Thursday, November 19, 2020
17:30–18:30 CET
Hosted via Zoom and streamed on YouTube
On Thursday, November 19th, GISAM, Middle East Technical University in Ankara and the Institute of Network Cultures host an online book launch of From Opinions to Images with Angela Melitopoulos, Lewis Johnson, Aras Ozgün and Andreas Treske. The event is moderated by Geert Lovink (INC) and introduced by Prof. Dr. Kürşat Çağıltay (GISAM).

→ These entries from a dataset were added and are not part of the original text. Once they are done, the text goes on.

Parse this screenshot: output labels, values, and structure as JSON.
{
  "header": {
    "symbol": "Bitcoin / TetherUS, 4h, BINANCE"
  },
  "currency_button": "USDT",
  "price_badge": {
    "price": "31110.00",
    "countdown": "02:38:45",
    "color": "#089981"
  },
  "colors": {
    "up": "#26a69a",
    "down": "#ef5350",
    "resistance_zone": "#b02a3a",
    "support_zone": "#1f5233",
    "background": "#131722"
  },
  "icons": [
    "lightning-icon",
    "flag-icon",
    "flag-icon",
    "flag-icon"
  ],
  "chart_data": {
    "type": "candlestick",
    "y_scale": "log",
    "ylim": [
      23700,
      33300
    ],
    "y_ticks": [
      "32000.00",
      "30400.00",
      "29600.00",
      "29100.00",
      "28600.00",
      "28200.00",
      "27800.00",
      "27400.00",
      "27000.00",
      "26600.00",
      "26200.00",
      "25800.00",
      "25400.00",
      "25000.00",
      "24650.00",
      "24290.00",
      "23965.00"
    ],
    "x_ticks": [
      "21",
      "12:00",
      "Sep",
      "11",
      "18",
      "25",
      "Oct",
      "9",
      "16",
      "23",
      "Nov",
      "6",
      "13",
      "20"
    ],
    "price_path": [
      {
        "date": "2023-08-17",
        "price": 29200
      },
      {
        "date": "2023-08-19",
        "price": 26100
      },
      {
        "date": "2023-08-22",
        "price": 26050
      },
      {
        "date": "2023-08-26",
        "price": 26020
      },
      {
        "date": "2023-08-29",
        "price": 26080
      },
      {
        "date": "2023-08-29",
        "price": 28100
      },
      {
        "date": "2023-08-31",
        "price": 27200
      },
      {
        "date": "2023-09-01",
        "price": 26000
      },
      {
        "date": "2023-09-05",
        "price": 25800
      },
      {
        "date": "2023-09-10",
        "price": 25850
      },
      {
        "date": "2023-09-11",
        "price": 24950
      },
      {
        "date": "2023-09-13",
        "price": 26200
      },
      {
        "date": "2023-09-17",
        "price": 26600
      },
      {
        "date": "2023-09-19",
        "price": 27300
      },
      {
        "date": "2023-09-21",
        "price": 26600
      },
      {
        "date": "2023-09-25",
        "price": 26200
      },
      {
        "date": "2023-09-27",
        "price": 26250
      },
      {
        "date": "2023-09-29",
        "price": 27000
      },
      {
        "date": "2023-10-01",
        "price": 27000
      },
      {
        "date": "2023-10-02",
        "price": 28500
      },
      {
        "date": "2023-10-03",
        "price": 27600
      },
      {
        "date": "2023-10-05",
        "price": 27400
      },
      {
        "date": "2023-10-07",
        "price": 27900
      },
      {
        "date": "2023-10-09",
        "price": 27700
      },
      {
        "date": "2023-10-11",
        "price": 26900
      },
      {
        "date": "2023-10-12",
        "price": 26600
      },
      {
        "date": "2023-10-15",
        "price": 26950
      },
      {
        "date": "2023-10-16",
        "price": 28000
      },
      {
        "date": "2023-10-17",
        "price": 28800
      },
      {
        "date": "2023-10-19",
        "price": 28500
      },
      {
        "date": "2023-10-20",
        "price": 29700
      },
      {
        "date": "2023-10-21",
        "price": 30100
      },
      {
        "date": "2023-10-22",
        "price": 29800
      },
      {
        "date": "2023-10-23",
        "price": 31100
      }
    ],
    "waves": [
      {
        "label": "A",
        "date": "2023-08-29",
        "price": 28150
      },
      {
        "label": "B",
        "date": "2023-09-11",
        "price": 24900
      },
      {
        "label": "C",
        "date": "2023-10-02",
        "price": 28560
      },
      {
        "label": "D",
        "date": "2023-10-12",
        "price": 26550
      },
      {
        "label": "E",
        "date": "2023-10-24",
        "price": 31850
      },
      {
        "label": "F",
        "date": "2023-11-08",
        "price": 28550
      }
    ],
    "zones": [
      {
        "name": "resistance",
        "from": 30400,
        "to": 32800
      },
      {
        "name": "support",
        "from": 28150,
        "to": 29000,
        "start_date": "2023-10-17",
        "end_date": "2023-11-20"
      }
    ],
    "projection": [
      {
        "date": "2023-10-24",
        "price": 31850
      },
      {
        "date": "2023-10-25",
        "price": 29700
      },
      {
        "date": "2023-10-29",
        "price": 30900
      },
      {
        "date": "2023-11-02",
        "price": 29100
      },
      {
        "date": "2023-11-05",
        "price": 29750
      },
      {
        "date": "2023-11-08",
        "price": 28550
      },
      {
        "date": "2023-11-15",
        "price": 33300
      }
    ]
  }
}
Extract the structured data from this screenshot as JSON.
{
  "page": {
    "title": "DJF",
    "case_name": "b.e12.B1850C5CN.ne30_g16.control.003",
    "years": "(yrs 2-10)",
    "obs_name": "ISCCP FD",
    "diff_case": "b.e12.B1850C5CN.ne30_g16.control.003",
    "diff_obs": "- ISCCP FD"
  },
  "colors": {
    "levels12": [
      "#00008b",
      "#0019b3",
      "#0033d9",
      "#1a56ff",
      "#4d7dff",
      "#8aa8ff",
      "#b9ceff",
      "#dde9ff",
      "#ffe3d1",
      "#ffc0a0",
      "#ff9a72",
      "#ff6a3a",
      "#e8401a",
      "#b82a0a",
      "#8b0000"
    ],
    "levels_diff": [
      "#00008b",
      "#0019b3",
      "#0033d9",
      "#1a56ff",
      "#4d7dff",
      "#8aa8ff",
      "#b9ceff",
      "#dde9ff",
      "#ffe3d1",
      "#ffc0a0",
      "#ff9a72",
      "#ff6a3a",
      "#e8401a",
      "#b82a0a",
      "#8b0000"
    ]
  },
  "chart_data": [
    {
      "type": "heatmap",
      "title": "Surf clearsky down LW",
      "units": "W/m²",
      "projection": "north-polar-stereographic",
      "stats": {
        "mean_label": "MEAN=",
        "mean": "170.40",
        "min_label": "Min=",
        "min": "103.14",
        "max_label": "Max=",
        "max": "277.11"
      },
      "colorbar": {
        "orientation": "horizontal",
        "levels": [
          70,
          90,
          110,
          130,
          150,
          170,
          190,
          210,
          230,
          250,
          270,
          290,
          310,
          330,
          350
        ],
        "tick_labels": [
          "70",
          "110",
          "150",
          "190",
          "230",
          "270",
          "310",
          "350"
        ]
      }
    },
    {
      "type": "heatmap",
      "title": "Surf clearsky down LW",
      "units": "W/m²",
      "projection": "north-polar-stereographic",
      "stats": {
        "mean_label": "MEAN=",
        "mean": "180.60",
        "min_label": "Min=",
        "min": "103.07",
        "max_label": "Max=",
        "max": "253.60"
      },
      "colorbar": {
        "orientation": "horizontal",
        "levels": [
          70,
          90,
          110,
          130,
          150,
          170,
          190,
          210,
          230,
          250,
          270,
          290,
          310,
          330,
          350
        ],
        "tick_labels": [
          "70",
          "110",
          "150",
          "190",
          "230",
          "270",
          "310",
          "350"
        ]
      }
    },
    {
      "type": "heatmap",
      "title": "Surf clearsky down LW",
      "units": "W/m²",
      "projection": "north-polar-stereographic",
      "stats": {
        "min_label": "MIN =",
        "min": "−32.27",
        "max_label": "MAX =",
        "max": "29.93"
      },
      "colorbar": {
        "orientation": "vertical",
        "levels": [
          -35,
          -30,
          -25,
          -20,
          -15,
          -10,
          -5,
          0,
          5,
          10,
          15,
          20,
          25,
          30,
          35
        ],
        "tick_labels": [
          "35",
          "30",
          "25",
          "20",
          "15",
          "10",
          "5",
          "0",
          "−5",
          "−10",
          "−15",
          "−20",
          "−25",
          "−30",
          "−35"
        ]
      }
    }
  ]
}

Ulus Baker (1960 – 2007) was a Turkish-Cypriot sociologist, 
philosopher, and public intellectual. He was born in Ankara, Turkey in 
1960. He studied Sociology at Middle East Technical University in 
Ankara, where he taught as a lecturer until 2004. Baker wrote 
prolifically in influential Turkish journals and made some of the first 
Turkish translations of various works of Gilles Deleuze, Antonio Negri, 
and other contemporary political philosophers. His profuse and 
accessible work and the novelty of the issues he enthusiastically 
introduced to Turkish-speaking intellectual circles, earned him a widely
 spread positive reputation in early age. He died in 2007 in Istanbul.
The
 text in this edition is edited from essays and notes Ulus Baker wrote 
between 1995 and 2002. In these essays, Baker criticizes the 
sociological research turning into an analysis of people’s opinions. He 
explores with an exciting clarity the notion of ‘opinion’ as a specific 
form of apprehension between knowledge and point of view, then looks 
into ‘social types’ as an analytical device deployed by early 
sociologists. He associates the form of  ‘comprehension’ the ‘social 
types’ postulate with Spinoza’s notion of ‘affections’ (as a dynamic, 
non-linguistic form of the relation between entities). He finally 
discusses the possibilities of reintroducing this device for 
understanding our contemporary world through cinema and documentary 
filmmaking, by reinstating images in general as ‘affective thought 
processes’.
Baker’s first extensive translation
 to English provides us with a much-needed intervention for re-imagining
 social thought and visual media, at a time when sociology tends to be 
reduced to an analysis of ‘big data’, and the pedagogical powers of the 
image are reduced to data visualization and infographics.